A Houston drug dealer who turned party drugs into Tennessee property is headed to federal prison for two decades. On April 3, 2026, a judge ordered 33-year-old Cyrus Boujabadi to serve 240 months behind bars after he admitted running a multiyear distribution ring that moved MDMA and other drugs and funneled the profits into real estate. The sentence also includes five years of supervised release and a $5,000 fine.

Boujabadi pleaded guilty on June 6, 2025, to possessing MDMA with intent to distribute and to engaging in a monetary transaction in criminally derived property, according to the U.S. Attorney’s Office for the Southern District of Texas. U.S. District Judge Ewing Werlein Jr. handed down the 240 month prison term after hearing evidence that Boujabadi organized the operation from the top and used couriers to keep his hands off the product and away from investigators. The judge also ordered the five year term of supervised release and imposed the $5,000 fine, according to federal prosecutors.

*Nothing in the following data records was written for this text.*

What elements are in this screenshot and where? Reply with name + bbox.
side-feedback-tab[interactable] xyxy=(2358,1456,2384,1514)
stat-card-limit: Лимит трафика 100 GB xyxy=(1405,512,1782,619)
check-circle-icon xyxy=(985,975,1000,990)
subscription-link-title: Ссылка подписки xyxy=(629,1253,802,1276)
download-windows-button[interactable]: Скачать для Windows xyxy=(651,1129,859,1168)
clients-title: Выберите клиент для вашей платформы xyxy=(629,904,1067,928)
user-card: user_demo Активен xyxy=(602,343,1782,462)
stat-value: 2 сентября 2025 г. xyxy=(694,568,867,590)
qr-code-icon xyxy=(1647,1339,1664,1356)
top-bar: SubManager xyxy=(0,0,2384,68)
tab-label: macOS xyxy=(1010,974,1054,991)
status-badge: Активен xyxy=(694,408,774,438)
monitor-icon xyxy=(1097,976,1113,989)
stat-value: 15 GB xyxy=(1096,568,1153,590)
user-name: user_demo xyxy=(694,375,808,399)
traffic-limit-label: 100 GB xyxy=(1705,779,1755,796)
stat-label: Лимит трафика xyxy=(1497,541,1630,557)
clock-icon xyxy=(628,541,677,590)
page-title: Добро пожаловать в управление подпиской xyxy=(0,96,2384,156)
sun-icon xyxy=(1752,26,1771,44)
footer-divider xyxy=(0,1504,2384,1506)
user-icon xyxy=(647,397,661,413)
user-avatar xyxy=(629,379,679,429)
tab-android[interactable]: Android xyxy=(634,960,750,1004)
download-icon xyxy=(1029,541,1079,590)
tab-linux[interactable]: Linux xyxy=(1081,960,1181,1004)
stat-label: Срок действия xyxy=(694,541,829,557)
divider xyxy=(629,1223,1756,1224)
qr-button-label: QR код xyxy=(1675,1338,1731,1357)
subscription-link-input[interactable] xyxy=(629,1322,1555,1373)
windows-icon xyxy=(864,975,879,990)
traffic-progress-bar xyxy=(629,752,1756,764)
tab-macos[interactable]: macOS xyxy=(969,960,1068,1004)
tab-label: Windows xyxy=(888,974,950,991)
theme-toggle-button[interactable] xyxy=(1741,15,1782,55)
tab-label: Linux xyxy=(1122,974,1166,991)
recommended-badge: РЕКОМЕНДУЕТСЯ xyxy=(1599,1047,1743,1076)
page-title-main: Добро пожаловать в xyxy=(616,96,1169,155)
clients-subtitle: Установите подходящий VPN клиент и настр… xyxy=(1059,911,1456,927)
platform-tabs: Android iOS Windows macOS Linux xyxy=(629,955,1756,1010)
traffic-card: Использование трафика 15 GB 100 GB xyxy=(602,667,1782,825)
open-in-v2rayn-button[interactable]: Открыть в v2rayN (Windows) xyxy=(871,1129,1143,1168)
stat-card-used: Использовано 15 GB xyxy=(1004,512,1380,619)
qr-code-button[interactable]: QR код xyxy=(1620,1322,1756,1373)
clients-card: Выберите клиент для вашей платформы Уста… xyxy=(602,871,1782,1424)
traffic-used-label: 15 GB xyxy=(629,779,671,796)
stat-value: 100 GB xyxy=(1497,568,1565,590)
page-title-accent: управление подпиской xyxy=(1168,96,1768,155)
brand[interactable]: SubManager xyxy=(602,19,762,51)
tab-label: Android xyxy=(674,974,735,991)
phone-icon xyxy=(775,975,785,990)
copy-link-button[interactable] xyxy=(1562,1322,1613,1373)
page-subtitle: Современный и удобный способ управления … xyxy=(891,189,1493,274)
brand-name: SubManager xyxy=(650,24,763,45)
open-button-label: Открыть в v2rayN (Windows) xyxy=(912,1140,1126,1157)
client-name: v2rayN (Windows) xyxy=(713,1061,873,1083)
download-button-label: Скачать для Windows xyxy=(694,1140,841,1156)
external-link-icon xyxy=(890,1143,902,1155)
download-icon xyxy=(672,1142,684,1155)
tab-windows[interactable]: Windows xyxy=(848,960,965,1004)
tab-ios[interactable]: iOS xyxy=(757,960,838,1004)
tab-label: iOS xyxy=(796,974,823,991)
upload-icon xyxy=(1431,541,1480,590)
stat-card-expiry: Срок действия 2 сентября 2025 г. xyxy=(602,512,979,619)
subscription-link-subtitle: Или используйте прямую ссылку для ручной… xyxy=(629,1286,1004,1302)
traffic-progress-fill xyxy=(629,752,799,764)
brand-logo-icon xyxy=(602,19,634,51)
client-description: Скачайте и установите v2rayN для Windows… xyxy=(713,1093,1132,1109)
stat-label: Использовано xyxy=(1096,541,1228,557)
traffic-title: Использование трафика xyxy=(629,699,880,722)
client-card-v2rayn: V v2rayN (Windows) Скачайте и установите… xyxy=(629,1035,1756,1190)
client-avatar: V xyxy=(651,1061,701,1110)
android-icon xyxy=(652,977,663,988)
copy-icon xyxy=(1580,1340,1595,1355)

The case briefly moved from the streets of Houston to the halls of the federal appeals court in 2024, when Boujabadi challenged his pretrial detention. The Fifth Circuit turned him down and noted he was facing multiple drug and money laundering counts, according to the court record. Justia reports that the opinion summarized the case history and upheld the district court’s detention order.

How investigators say the operation worked

Prosecutors say the conspiracy stretched from about January 2019 through July 2023 and was not limited to a single drug. According to the U.S. Attorney’s Office for the Southern District of Texas, the operation involved MDMA, methamphetamine, cocaine, marijuana, psilocybin and DMT.

Boujabadi coordinated deals through a messaging application, prosecutors say, directing deliveries and arranging payment through both cash and electronic transfers. During a search of his residence, agents seized meth, MDMA tablets, Xanax, THC products, psilocybin mushrooms, packaging materials, cash and cryptocurrency, according to federal authorities.

Investigators also traced drug proceeds into bricks and mortar. Prosecutors say Boujabadi used the illicit profits to purchase multiple properties in Tennessee, which have since been forfeited as part of the case.

Legal fallout and what’s next

Assistant U.S. Attorneys Casey N. MacDonald and Anibal J. Alaniz led the prosecution, while Tyler Foster and Elizabeth Wyman handled the forfeiture issues, according to court filings and federal prosecutors.

After Boujabadi finishes his prison time, he will be on the hook for that five year term of supervised release. Under federal rules, supervision will be overseen by U.S. Probation and comes with conditions that can be enforced with more prison time if they are violated, as outlined by the U.S. Sentencing Commission.